At this time, GM also had inherently volatile revenues from automotive product sales, supply chain issues (disparate manufacturing facilities), and a lack of consistency in its diverse organization. But above all there was the existential question of what to do when the car market is saturated.
To solve this problem, Sloan introduced his own “regular cadence of product iterations” – he called this planned obsolescence. Market leader Henry Ford made an undifferentiated standard low-cost car for the mass market, the Model “T”. Sloan understood that markets change and fragment as consumer tastes evolve – so his mission was “a car for every purse and every goal”. He subdivided the market into five clear categories of consumers. For example, only Chevrolet was in direct competition with Ford in the low-cost segment. Wealthier consumers could move upmarket to faster, smoother or more luxurious cars. Sloan’s foresight and innovation led to GM’s dominance, both at home and abroad, that lasted for many decades.

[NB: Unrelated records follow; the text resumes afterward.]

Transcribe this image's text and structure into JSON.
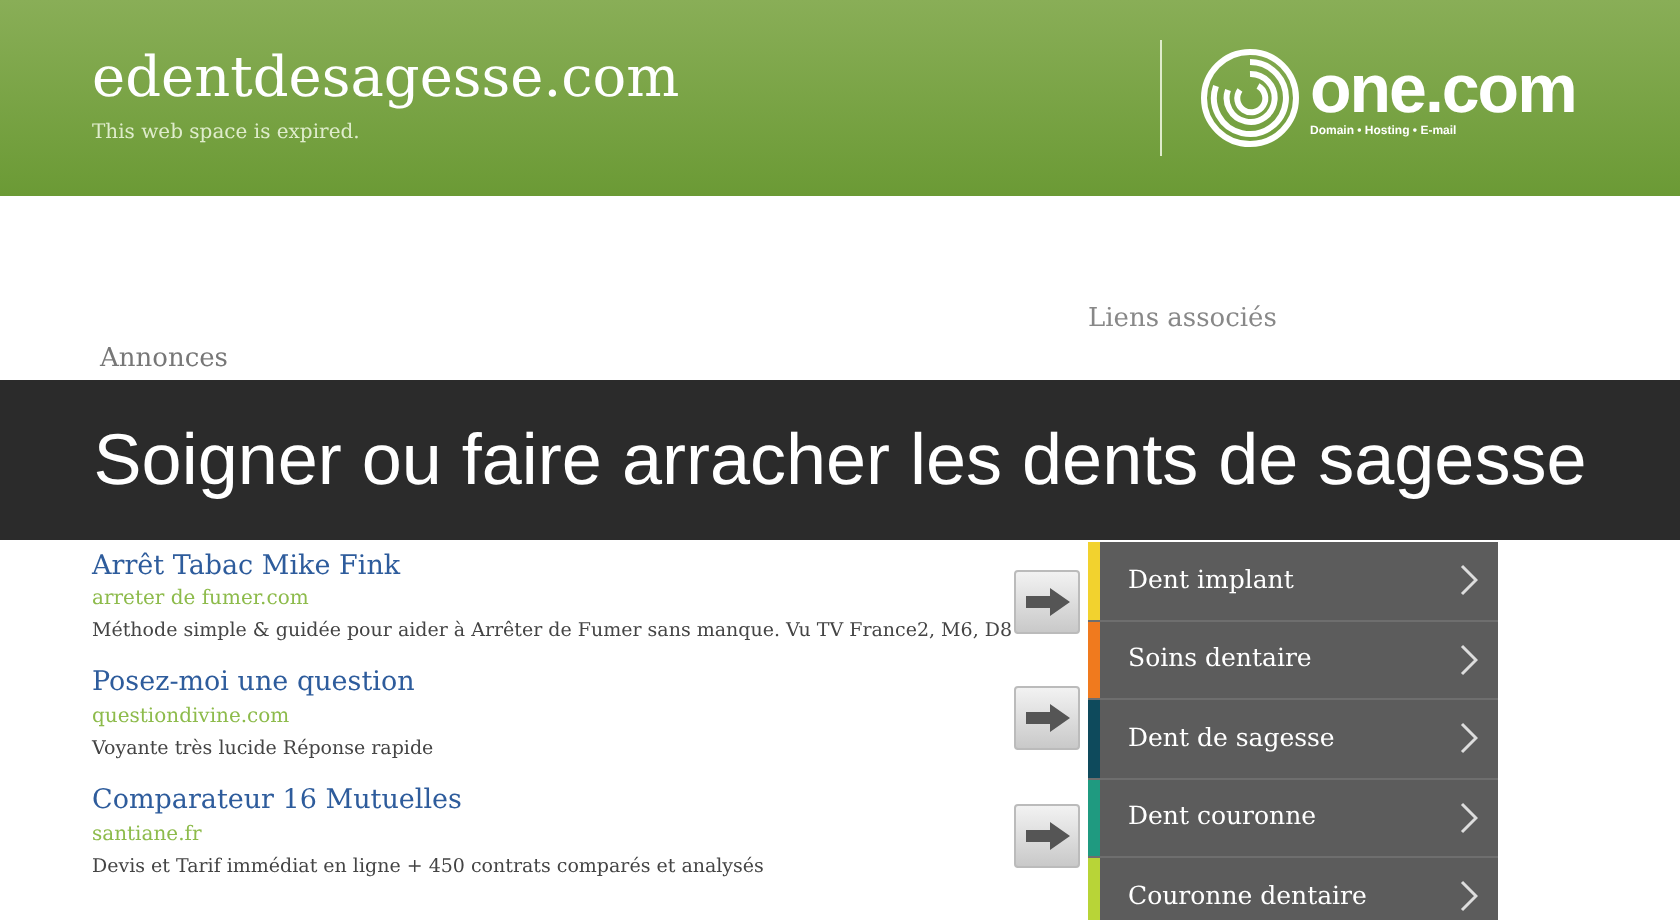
{
  "header": {
    "site_title": "edentdesagesse.com",
    "subtitle": "This web space is expired.",
    "logo_text": "one.com",
    "logo_tagline": "Domain • Hosting • E-mail"
  },
  "caption": "Soigner ou faire arracher les dents de sagesse",
  "ads": {
    "heading": "Annonces",
    "items": [
      {
        "title": "Arrêt Tabac Mike Fink",
        "url": "arreter de fumer.com",
        "description": "Méthode simple & guidée pour aider à Arrêter de Fumer sans manque. Vu TV France2, M6, D8"
      },
      {
        "title": "Posez-moi une question",
        "url": "questiondivine.com",
        "description": "Voyante très lucide Réponse rapide"
      },
      {
        "title": "Comparateur 16 Mutuelles",
        "url": "santiane.fr",
        "description": "Devis et Tarif immédiat en ligne + 450 contrats comparés et analysés"
      }
    ]
  },
  "related": {
    "heading": "Liens associés",
    "items": [
      {
        "label": "Dent implant",
        "color": "#f2d22e"
      },
      {
        "label": "Soins dentaire",
        "color": "#f07a1e"
      },
      {
        "label": "Dent de sagesse",
        "color": "#0e4a5c"
      },
      {
        "label": "Dent couronne",
        "color": "#1f9a80"
      },
      {
        "label": "Couronne dentaire",
        "color": "#b8d437"
      }
    ]
  }
}
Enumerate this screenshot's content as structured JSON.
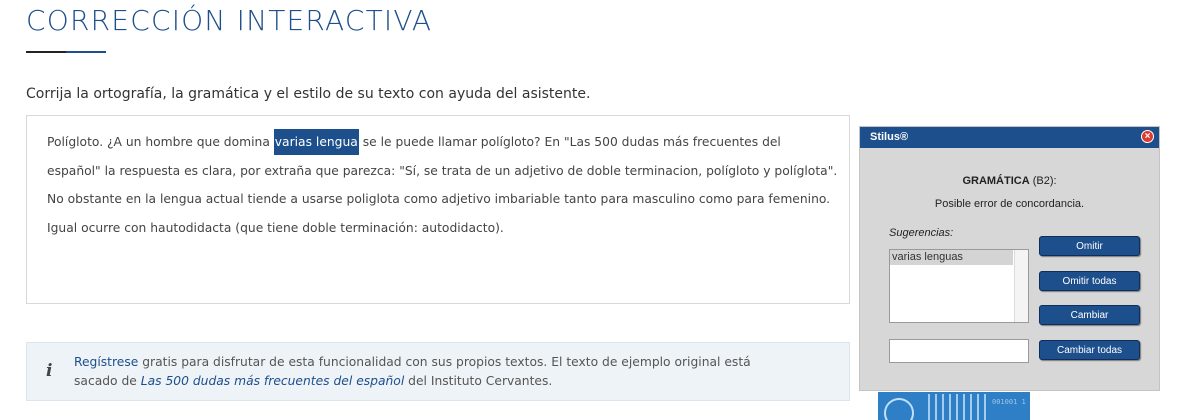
{
  "page": {
    "title": "CORRECCIÓN INTERACTIVA",
    "intro": "Corrija la ortografía, la gramática y el estilo de su texto con ayuda del asistente."
  },
  "editor": {
    "line1_pre": "Polígloto. ¿A un hombre que domina ",
    "highlight": "varias lengua",
    "line1_post": " se le puede llamar polígloto? En \"Las 500 dudas más frecuentes del",
    "line2": "español\" la respuesta es clara, por extraña que parezca: \"Sí, se trata de un adjetivo de doble terminacion, polígloto y políglota\".",
    "line3": "No obstante en la lengua actual tiende a usarse poliglota como adjetivo imbariable tanto para masculino como para femenino.",
    "line4": "Igual ocurre con hautodidacta (que tiene doble terminación: autodidacto)."
  },
  "info": {
    "icon": "i",
    "register_link": "Regístrese",
    "text1": " gratis para disfrutar de esta funcionalidad con sus propios textos. El texto de ejemplo original está",
    "text2_pre": "sacado de ",
    "book_link": "Las 500 dudas más frecuentes del español",
    "text2_post": " del Instituto Cervantes."
  },
  "dialog": {
    "title": "Stilus®",
    "close_symbol": "×",
    "category": "GRAMÁTICA",
    "level": " (B2):",
    "message": "Posible error de concordancia.",
    "suggestions_label": "Sugerencias:",
    "suggestions": [
      "varias lenguas"
    ],
    "change_value": "",
    "buttons": {
      "omit": "Omitir",
      "omit_all": "Omitir todas",
      "change": "Cambiar",
      "change_all": "Cambiar todas"
    }
  },
  "logo": {
    "text": "001001 1"
  },
  "colors": {
    "brand": "#1d4f8c",
    "dialog_bg": "#d7d7d7",
    "info_bg": "#eef3f7",
    "close": "#e03b2a"
  }
}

Cook is designing a similar strategic pivot at Apple and is beginning to create a “steady stream of recurring revenue” by shifting to a services-based business model (e.g. cloud, music, news). Services can be very profitable when backed by a strong brand – which Apple has in spades. Apple product segmentation and regular “product iterations” have taken place under Cook since the launch of the Mac and iPod two decades ago. Apple’s change of course is illustrated by the departure in 2019 of senior product managers Angela Ahrendts and Jony Ive.
Like GM a century ago, Apple sets the standard and dominates its industry and looks set to do so for decades. No one today is suggesting that Alfred P Sloan had “something to prove”.